The gas had been lighted and it threw a flood of brightness over every object in the room.

On a sofa at the further end Bertram Chesleigh lay sleeping in a careless position, as if he had just thrown himself down, wearied and overcome with fatigue.

The jet-black hair was tossed carelessly back from his high, white brow, and the thick, dark lashes lay heavily upon his cheeks, as if his slumber was deep and dreamless.

A small table was drawn closely to his side, littered with writing materials, and a pen with the ink scarcely dried upon it, lay beside a letter just stamped and sealed, and addressed to:

Richard Leith.

No. – Park Avenue, New York.

As Golden glided across the room, and paused, with her small hand resting upon the table, the superscription of the letter caught her eyes by the merest chance. She started, caught it up in her hand and scanned it eagerly.

"Richard Leith," she read, and her voice trembled with eagerness. "How strange! Why is he writing to Richard Leith?"

She glanced at the sleeper, but not the quiver of an eyelash betrayed disturbance at her presence.

She drew a slip of paper toward her, and neatly copied the address from the letter, placing it securely in her little purse.

Then she paused, turning another wistful glance from the letter which she still held in her hand, to the pale, handsome face of the husband who had discarded her because she had been born to a heritage of shame.

She wondered again if Bertram Chesleigh knew Richard Leith, and why he had written to him, but no thought of the truth came into her mind, or how gladly she would have flown to the quiet sleeper and folded him in her loving arms, and sobbed out her gladness on his broad breast.

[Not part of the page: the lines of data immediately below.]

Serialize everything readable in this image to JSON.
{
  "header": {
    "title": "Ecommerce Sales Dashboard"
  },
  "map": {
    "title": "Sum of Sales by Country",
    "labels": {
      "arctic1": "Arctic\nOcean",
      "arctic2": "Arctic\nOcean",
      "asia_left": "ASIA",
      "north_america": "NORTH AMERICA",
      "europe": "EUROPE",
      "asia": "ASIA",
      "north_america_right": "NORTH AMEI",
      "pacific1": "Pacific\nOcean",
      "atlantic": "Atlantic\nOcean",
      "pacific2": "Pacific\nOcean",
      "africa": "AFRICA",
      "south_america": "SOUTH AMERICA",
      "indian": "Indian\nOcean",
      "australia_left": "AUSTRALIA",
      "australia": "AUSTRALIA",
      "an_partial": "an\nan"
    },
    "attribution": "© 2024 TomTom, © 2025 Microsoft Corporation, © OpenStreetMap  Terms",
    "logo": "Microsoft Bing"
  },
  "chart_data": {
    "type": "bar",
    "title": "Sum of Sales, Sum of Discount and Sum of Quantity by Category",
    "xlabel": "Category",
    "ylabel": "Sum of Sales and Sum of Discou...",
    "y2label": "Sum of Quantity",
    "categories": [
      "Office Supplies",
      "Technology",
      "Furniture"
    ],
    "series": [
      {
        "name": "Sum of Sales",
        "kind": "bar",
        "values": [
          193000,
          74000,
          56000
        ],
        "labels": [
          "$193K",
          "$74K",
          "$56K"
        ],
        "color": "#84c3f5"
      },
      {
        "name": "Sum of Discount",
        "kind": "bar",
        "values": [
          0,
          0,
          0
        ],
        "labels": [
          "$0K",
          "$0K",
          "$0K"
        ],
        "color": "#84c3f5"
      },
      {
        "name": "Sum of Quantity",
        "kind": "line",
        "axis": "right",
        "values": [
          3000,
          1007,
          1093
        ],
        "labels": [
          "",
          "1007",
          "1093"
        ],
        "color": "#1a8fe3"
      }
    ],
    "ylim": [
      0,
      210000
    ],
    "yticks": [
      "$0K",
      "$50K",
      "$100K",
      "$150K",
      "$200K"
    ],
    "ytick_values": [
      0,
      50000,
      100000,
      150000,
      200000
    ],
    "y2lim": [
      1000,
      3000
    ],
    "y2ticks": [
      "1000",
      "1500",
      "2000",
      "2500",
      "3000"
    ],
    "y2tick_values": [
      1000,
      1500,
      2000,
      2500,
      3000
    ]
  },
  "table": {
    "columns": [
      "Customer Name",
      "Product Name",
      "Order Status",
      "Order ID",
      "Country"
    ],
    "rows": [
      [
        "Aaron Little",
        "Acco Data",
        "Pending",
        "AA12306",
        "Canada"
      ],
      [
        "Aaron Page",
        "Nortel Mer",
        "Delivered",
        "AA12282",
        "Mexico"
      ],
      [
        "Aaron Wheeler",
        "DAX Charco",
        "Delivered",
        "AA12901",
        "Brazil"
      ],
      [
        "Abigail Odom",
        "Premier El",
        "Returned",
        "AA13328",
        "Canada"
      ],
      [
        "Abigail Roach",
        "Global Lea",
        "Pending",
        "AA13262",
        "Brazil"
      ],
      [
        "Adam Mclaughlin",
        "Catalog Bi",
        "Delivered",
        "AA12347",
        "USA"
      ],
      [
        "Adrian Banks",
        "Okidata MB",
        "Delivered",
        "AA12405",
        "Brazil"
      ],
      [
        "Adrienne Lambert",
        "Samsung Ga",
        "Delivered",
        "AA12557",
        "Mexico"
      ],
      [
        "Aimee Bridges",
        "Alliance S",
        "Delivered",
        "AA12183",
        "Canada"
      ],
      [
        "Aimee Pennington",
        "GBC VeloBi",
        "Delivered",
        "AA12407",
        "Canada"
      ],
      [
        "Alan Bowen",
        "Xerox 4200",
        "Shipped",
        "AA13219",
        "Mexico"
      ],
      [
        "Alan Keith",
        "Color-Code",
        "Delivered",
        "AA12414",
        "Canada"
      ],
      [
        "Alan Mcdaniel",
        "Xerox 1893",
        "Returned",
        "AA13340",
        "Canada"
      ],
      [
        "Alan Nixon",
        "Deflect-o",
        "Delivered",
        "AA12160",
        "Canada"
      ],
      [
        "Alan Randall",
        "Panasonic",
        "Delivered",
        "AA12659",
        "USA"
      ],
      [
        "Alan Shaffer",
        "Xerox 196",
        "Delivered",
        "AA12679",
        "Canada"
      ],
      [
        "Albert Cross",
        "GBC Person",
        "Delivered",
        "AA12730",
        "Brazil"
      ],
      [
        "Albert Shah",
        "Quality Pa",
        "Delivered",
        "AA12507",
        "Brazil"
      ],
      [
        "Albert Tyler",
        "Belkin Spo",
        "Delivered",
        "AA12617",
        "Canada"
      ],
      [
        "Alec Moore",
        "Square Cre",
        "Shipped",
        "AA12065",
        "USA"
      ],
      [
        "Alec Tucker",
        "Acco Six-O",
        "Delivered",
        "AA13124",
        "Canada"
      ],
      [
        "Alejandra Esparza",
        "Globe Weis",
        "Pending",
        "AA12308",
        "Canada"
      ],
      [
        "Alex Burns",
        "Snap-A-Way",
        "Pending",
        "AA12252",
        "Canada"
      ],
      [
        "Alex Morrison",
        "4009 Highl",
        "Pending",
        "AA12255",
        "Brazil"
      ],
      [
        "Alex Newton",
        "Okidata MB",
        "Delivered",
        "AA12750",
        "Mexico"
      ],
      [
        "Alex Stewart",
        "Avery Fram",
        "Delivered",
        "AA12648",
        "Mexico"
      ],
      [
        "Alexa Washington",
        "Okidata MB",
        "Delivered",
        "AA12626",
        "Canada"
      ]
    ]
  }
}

Instead she stood gazing at him a few moments in troubled silence, the tear-drops hanging like pearls on her thick, golden lashes, her breast heaving with suppressed sighs.

Then she turned and went out of the room, her first impulse to awaken him having been diverted into another course by her opportune discovery of the address of the man whom she believed to be her father.

"Bertram would only despise and defy me if I appealed to him, perhaps," she murmured, "I will seek my misguided mother instead."

She gave him one sad, reproachful glance and hurried out of the room.

As she closed the door it inadvertently slammed and awakened the sleeper. He started up, confusedly passing his hand across his brow, and looking up for the person whom he supposed had entered the room.

"I distinctly heard the door slam," he said to himself. "Someone either entered or left the room."

But as no one appeared, he concluded that someone had entered, and finding him asleep, had gone out again.

He crossed to the door and looked out into the lighted corridor.

No one was visible, and he was about to close the door again, when his sister Edith came suddenly in sight.

He waited until she came up to him, her dark silk dress rustling as she moved hurriedly along.

"Come in, Edith," he said. "I am sorry I was asleep when you came in just now. Why did you not awaken me? I was only dozing. The closing of the door awakened me instantly."

She looked up at him in surprise, and then he saw that her brilliant face was quite pale, and her dark eyes had a strange, unnatural glare in them.

"I have not been in your room since morning," she replied. "What made you think so, Bert?"